O ex-ministro e ex-presidente da Câmara dos Deputados Aldo Rebelo (DC) lançou neste sábado (31) sua pré-candidatura à Presidência da República com um discurso centrado em críticas ao STF, à legislação ambiental e ao que classificou como um “bloqueio institucional” ao desenvolvimento do país. O ato ocorreu em São Paulo e marcou a consolidação de sua guinada política à direita após décadas de atuação na esquerda.
Figura histórica do PCdoB, partido ao qual foi filiado por cerca de 40 anos, Aldo Rebelo integrou o núcleo político dos governos petistas e ocupou ministérios estratégicos nas gestões de Luiz Inácio Lula da Silva e Dilma Rousseff. Nos últimos anos, porém, rompeu com esse campo político, aproximou-se do bolsonarismo e agora tenta construir um projeto próprio ao lançar-se como pré-candidato pelo partido conservador Democracia Cristã.
De Alagoas para o Planalto
Natural de Alagoas, o jornalista Aldo Rebelo começou sua trajetória política no movimento estudantil e exerceu o mandato federal por São Paulo. Nascido em 23 de fevereiro de 1956, foi ministro da Defesa, da Ciência e Tecnologia, do Esporte e das Relações Institucionais, além de presidir a Câmara dos Deputados entre 2005 e 2007. Apesar da longa trajetória política, seu nome aparece com baixos índices nas pesquisas eleitorais. Levantamento Genial/Quaest divulgado em dezembro de 2025 apontou intenção de voto entre 1% e 2%, a depender do cenário.
O Democracia Cristã, legenda pela qual concorre, não possui bancada no Congresso Nacional.

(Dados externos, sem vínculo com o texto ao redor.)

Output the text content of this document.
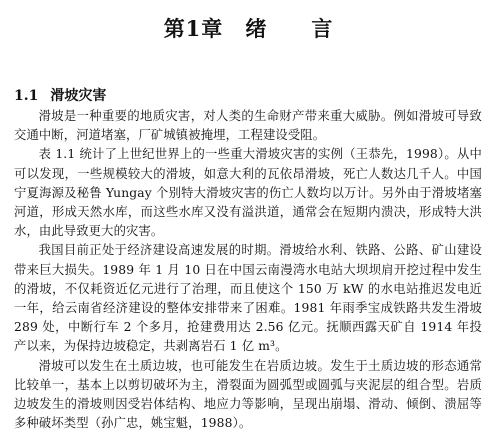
第1章 绪 言
1.1 滑坡灾害

滑坡是一种重要的地质灾害，对人类的生命财产带来重大威胁。例如滑坡可导致交通中断，河道堵塞，厂矿城镇被掩埋，工程建设受阻。

表 1.1 统计了上世纪世界上的一些重大滑坡灾害的实例（王恭先，1998）。从中可以发现，一些规模较大的滑坡，如意大利的瓦依昂滑坡，死亡人数达几千人。中国宁夏海源及秘鲁 Yungay 个别特大滑坡灾害的伤亡人数均以万计。另外由于滑坡堵塞河道，形成天然水库，而这些水库又没有溢洪道，通常会在短期内溃决，形成特大洪水，由此导致更大的灾害。

我国目前正处于经济建设高速发展的时期。滑坡给水利、铁路、公路、矿山建设带来巨大损失。1989 年 1 月 10 日在中国云南漫湾水电站大坝坝肩开挖过程中发生的滑坡，不仅耗资近亿元进行了治理，而且使这个 150 万 kW 的水电站推迟发电近一年，给云南省经济建设的整体安排带来了困难。1981 年雨季宝成铁路共发生滑坡 289 处，中断行车 2 个多月，抢建费用达 2.56 亿元。抚顺西露天矿自 1914 年投产以来，为保持边坡稳定，共剥离岩石 1 亿 m³。

滑坡可以发生在土质边坡，也可能发生在岩质边坡。发生于土质边坡的形态通常比较单一，基本上以剪切破坏为主，滑裂面为圆弧型或圆弧与夹泥层的组合型。岩质边坡发生的滑坡则因受岩体结构、地应力等影响，呈现出崩塌、滑动、倾倒、溃屈等多种破坏类型（孙广忠，姚宝魁，1988）。
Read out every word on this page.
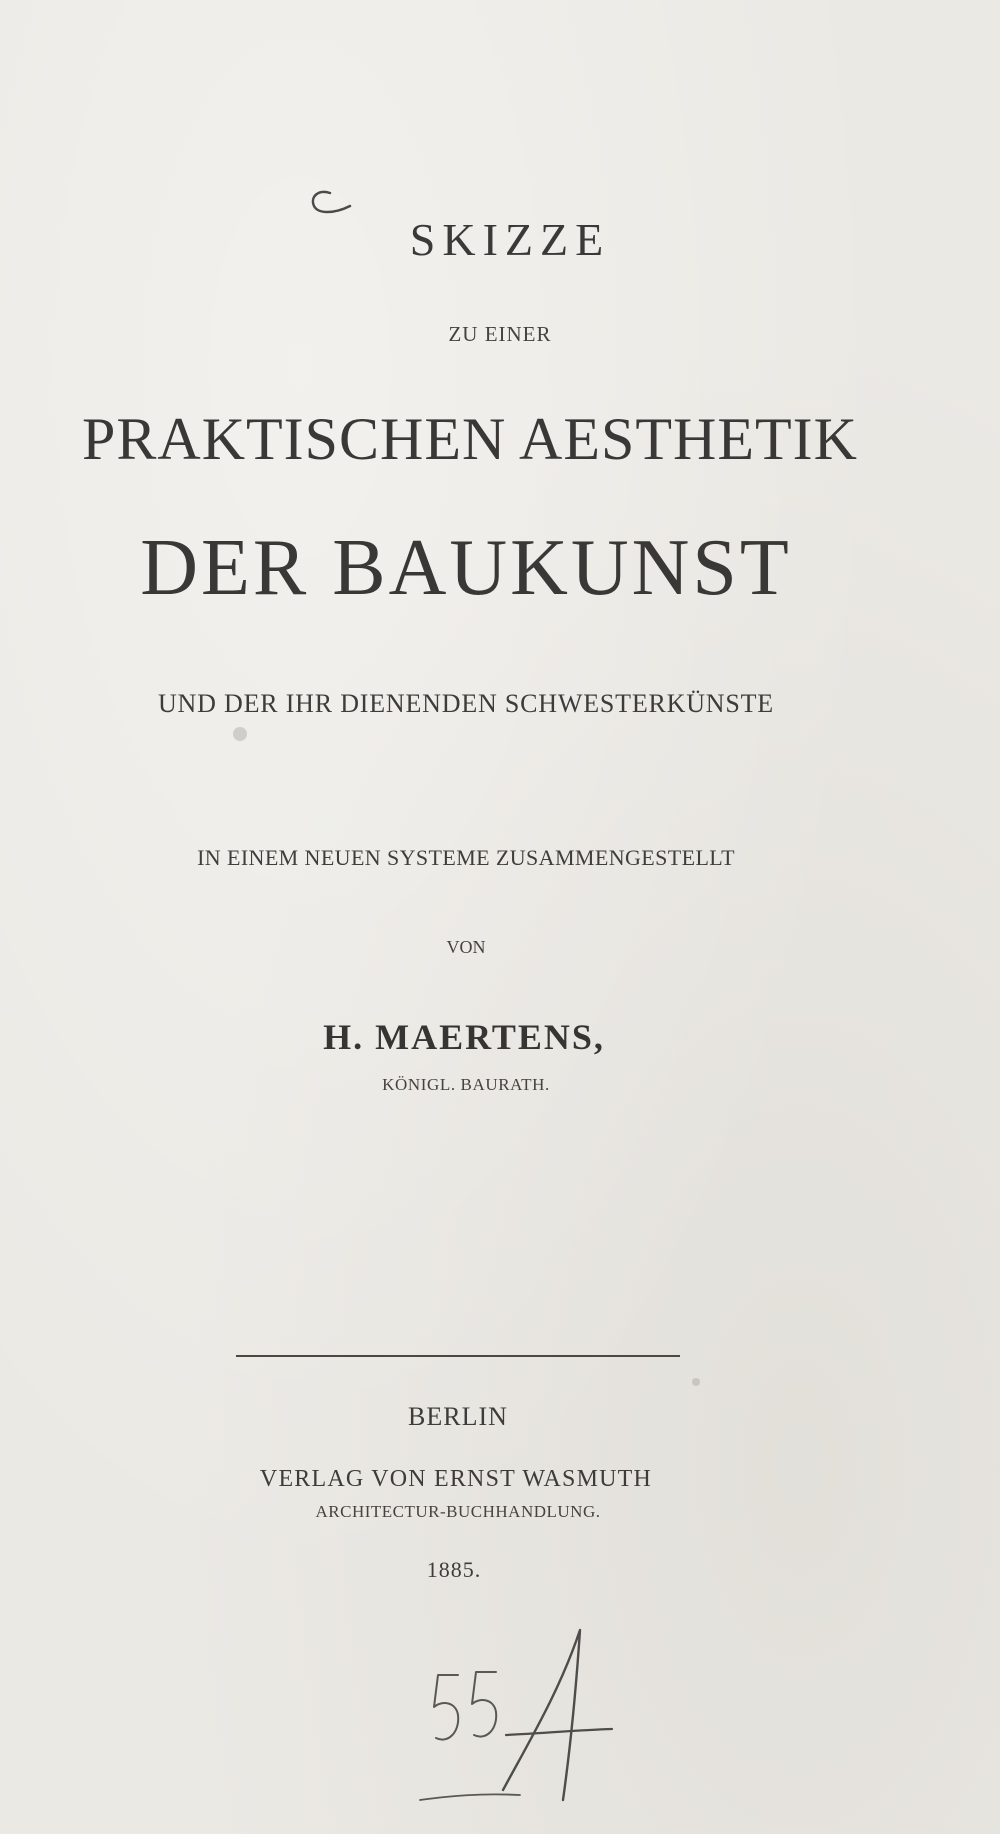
SKIZZE
ZU EINER
PRAKTISCHEN AESTHETIK
DER BAUKUNST
UND DER IHR DIENENDEN SCHWESTERKÜNSTE
IN EINEM NEUEN SYSTEME ZUSAMMENGESTELLT
VON
H. MAERTENS,
KÖNIGL. BAURATH.
BERLIN
VERLAG VON ERNST WASMUTH
ARCHITECTUR-BUCHHANDLUNG.
1885.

Fundado em 1995 como Partido Social Democrata Cristão (PSDC), o partido ganhou novo nome em 2017. A legenda é conhecida pelas reiteradas participações em campanhas presidenciais de seu fundador, o ex-deputado José Maria Eymael. Atualmente é presidido pelo também ex-deputado João Caldas, de Alagoas, como Aldo Rebelo. Caldas é pai do prefeito de Maceió, João Henrique Caldas (PL), o JHC.

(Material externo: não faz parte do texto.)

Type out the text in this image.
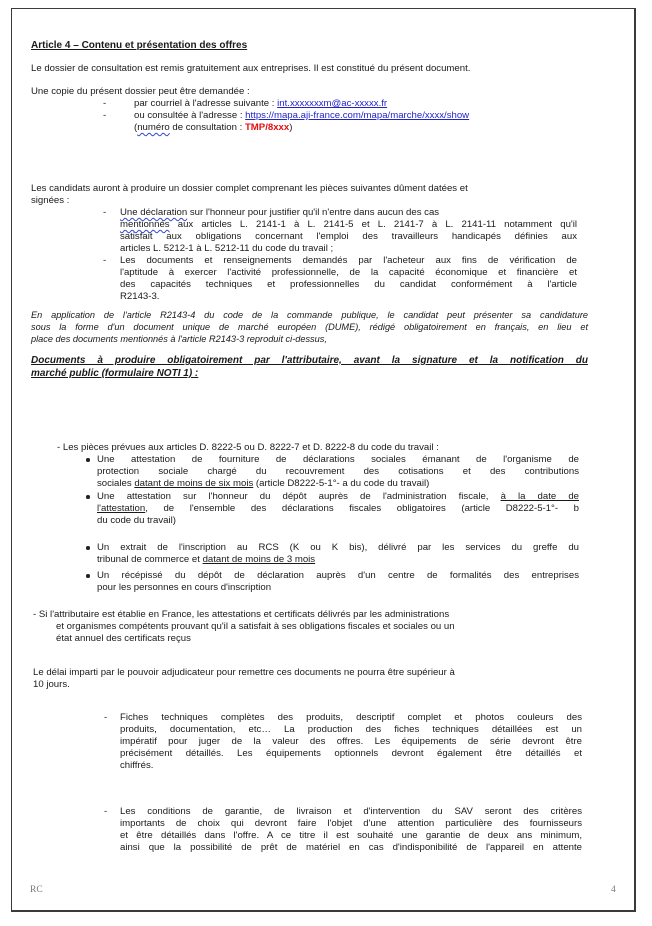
Article 4 – Contenu et présentation des offres
Le dossier de consultation est remis gratuitement aux entreprises. Il est constitué du présent document.
Une copie du présent dossier peut être demandée :
-	par courriel à l'adresse suivante : int.xxxxxxxm@ac-xxxxx.fr
-	ou consultée à l'adresse : https://mapa.aji-france.com/mapa/marche/xxxx/show
(numéro de consultation : TMP/8xxx)
Les candidats auront à produire un dossier complet comprenant les pièces suivantes dûment datées et
signées :
- Une déclaration sur l'honneur pour justifier qu'il n'entre dans aucun des cas
mentionnés aux articles L. 2141-1 à L. 2141-5 et L. 2141-7 à L. 2141-11 notamment qu'il
satisfait aux obligations concernant l'emploi des travailleurs handicapés définies aux
articles L. 5212-1 à L. 5212-11 du code du travail ;
- Les documents et renseignements demandés par l'acheteur aux fins de vérification de
l'aptitude à exercer l'activité professionnelle, de la capacité économique et financière et
des capacités techniques et professionnelles du candidat conformément à l'article
R2143-3.
En application de l'article R2143-4 du code de la commande publique, le candidat peut présenter sa candidature
sous la forme d'un document unique de marché européen (DUME), rédigé obligatoirement en français, en lieu et
place des documents mentionnés à l'article R2143-3 reproduit ci-dessus,
Documents à produire obligatoirement par l'attributaire, avant la signature et la notification du
marché public (formulaire NOTI 1) :
- Les pièces prévues aux articles D. 8222-5 ou D. 8222-7 et D. 8222-8 du code du travail :
Une attestation de fourniture de déclarations sociales émanant de l'organisme de
protection sociale chargé du recouvrement des cotisations et des contributions
sociales datant de moins de six mois (article D8222-5-1°- a du code du travail)
Une attestation sur l'honneur du dépôt auprès de l'administration fiscale, à la date de
l'attestation, de l'ensemble des déclarations fiscales obligatoires (article D8222-5-1°- b
du code du travail)
Un extrait de l'inscription au RCS (K ou K bis), délivré par les services du greffe du
tribunal de commerce et datant de moins de 3 mois
Un récépissé du dépôt de déclaration auprès d'un centre de formalités des entreprises
pour les personnes en cours d'inscription
- Si l'attributaire est établie en France, les attestations et certificats délivrés par les administrations
et organismes compétents prouvant qu'il a satisfait à ses obligations fiscales et sociales ou un
état annuel des certificats reçus
Le délai imparti par le pouvoir adjudicateur pour remettre ces documents ne pourra être supérieur à
10 jours.
- Fiches techniques complètes des produits, descriptif complet et photos couleurs des
produits, documentation, etc… La production des fiches techniques détaillées est un
impératif pour juger de la valeur des offres. Les équipements de série devront être
précisément détaillés. Les équipements optionnels devront également être détaillés et
chiffrés.
- Les conditions de garantie, de livraison et d'intervention du SAV seront des critères
importants de choix qui devront faire l'objet d'une attention particulière des fournisseurs
et être détaillés dans l'offre. A ce titre il est souhaité une garantie de deux ans minimum,
ainsi que la possibilité de prêt de matériel en cas d'indisponibilité de l'appareil en attente
RC	4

Com o lançamento da pré-candidatura, Rebelo se soma a um campo fragmentado da direita e tenta se apresentar como alternativa ao atual arranjo institucional, apostando em um discurso de enfrentamento ao STF, crítica às políticas ambientais e defesa da exploração econômica como eixo central de sua proposta para o país.